С лета сорок пятого года, когда мне было всего четырнадцать лет, я вместе с матерью пошла в бригаду рыболовов. Только так мы могли прокормить себя надеяться, было не на кого. Девять лет, из месяца в месяц, каждый день, зимой и летом я выходила на лов наравне со всеми. И только после замужества, когда до рождения моего первенца оставалось чуть больше месяца, я оставила бригаду. Потом работала на разных работах до самого отъезда домой.
Пока мы жили на Таймыре, никто из нас не терял надежду на возвращение на родину. Наша надежда подкреплялась предсказаниями Чёёрг Аав и Манджиева Очир-Гаря! Манджиев до выселения был ответственным работником и никакого отношения к такого рода деятельности не имел. Но на Севере с ним произошел примечательный случай, после которого он стал своего рода предсказателем.
В начале 1947 года, когда ему исполнилось сорок лет, он увидел сон. И во сне ему было сказано, что с этого момента ему ниспослан пророческий дар. Теперь он должен им пользоваться, чтобы помогать людям. Правда, он и без этого много добра сделал нам, когда на новом месте возглавил все работы по обустройству. Но тут уже был особый случай. Его стали посещать вещие сны, по которым Очир-Гаря предсказывал людям будущее. И ему верили, потому что действительно его предсказания сбывались. После одного из первых, самых красочных снов он сказал, что калмыков ждет приятная новость - возвращение домой и благодатная жизнь на родине. "Но произойдет это уже без меня",- добавил он.
Через четыре года, в феврале 1951 года, тяжело больного Манджиева отвезли в Хатангскую больницу. С трудом пробиваясь сквозь разыгравшуюся пургу, доставил его туда мой будущий муж Васляев Л. М.
на собственной собачьей упряжке. Вскоре Очир-Гаря там и умер.

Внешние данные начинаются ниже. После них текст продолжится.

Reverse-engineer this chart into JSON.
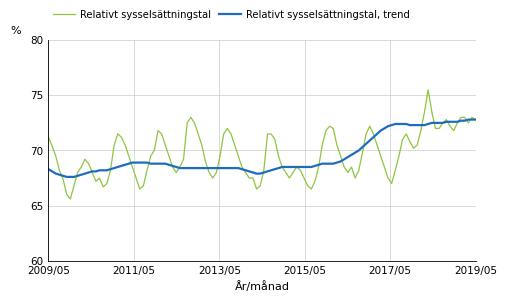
{
  "title": "",
  "ylabel": "%",
  "xlabel": "År/månad",
  "ylim": [
    60,
    80
  ],
  "yticks": [
    60,
    65,
    70,
    75,
    80
  ],
  "legend_line1": "Relativt sysselsättningstal",
  "legend_line2": "Relativt sysselsättningstal, trend",
  "color_line1": "#8dc63f",
  "color_line2": "#1f6cbf",
  "xtick_labels": [
    "2009/05",
    "2011/05",
    "2013/05",
    "2015/05",
    "2017/05",
    "2019/05"
  ],
  "raw_values": [
    71.2,
    70.4,
    69.5,
    68.2,
    67.4,
    66.0,
    65.6,
    66.8,
    68.0,
    68.5,
    69.2,
    68.8,
    68.0,
    67.2,
    67.5,
    66.7,
    67.0,
    68.2,
    70.5,
    71.5,
    71.2,
    70.5,
    69.5,
    68.5,
    67.5,
    66.5,
    66.8,
    68.2,
    69.5,
    70.0,
    71.8,
    71.5,
    70.5,
    69.5,
    68.5,
    68.0,
    68.5,
    69.2,
    72.5,
    73.0,
    72.5,
    71.5,
    70.5,
    69.0,
    68.0,
    67.5,
    68.0,
    69.5,
    71.5,
    72.0,
    71.5,
    70.5,
    69.5,
    68.5,
    68.0,
    67.5,
    67.5,
    66.5,
    66.8,
    68.2,
    71.5,
    71.5,
    71.0,
    69.5,
    68.5,
    68.0,
    67.5,
    68.0,
    68.5,
    68.2,
    67.5,
    66.8,
    66.5,
    67.2,
    68.5,
    70.5,
    71.8,
    72.2,
    72.0,
    70.5,
    69.5,
    68.5,
    68.0,
    68.5,
    67.5,
    68.2,
    69.8,
    71.5,
    72.2,
    71.5,
    70.5,
    69.5,
    68.5,
    67.5,
    67.0,
    68.2,
    69.5,
    71.0,
    71.5,
    70.8,
    70.2,
    70.5,
    71.8,
    73.5,
    75.5,
    73.5,
    72.0,
    72.0,
    72.5,
    72.8,
    72.2,
    71.8,
    72.5,
    73.0,
    73.0,
    72.5,
    73.0,
    72.8
  ],
  "trend_values": [
    68.3,
    68.1,
    67.9,
    67.8,
    67.7,
    67.6,
    67.6,
    67.6,
    67.7,
    67.8,
    67.9,
    68.0,
    68.1,
    68.1,
    68.2,
    68.2,
    68.2,
    68.3,
    68.4,
    68.5,
    68.6,
    68.7,
    68.8,
    68.9,
    68.9,
    68.9,
    68.9,
    68.9,
    68.8,
    68.8,
    68.8,
    68.8,
    68.8,
    68.7,
    68.6,
    68.5,
    68.4,
    68.4,
    68.4,
    68.4,
    68.4,
    68.4,
    68.4,
    68.4,
    68.4,
    68.4,
    68.4,
    68.4,
    68.4,
    68.4,
    68.4,
    68.4,
    68.4,
    68.3,
    68.2,
    68.1,
    68.0,
    67.9,
    67.9,
    68.0,
    68.1,
    68.2,
    68.3,
    68.4,
    68.5,
    68.5,
    68.5,
    68.5,
    68.5,
    68.5,
    68.5,
    68.5,
    68.5,
    68.6,
    68.7,
    68.8,
    68.8,
    68.8,
    68.8,
    68.9,
    69.0,
    69.2,
    69.4,
    69.6,
    69.8,
    70.0,
    70.3,
    70.6,
    70.9,
    71.2,
    71.5,
    71.8,
    72.0,
    72.2,
    72.3,
    72.4,
    72.4,
    72.4,
    72.4,
    72.3,
    72.3,
    72.3,
    72.3,
    72.3,
    72.4,
    72.5,
    72.5,
    72.5,
    72.5,
    72.6,
    72.6,
    72.6,
    72.6,
    72.7,
    72.7,
    72.8,
    72.8,
    72.8
  ]
}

Больница предложила Хатангскому рыбозаводу взять на себя заботы по захоронению Манджиева. Дирекция завода поручила это пятерым рабочим-немцам, тоже, как и калмыки, спецпереселенцам. Родственники Манджиева сумели попасть в Хатангу только летом. Рабочие, хоронившие покойника, с глубоким к нему почтением рассказали, что, явно, это был непростой человек. Потому что ни лом, ни пешня, которыми они запаслись, фактически не понадобились для рытья могилы. Земля под лопатой была, по их признанию, мягка, как пух. Поэтому они без труда выкопали могилу. А ведь даже летом мерзлота отступает едва на 30-40 сантиметров. Пораженные невиданным явлением рабочие то и дело повторяли: "Это был непростой человек". Даже своей смертью Очир-Гаря укрепил в нас веру в возвращение домой, на родину.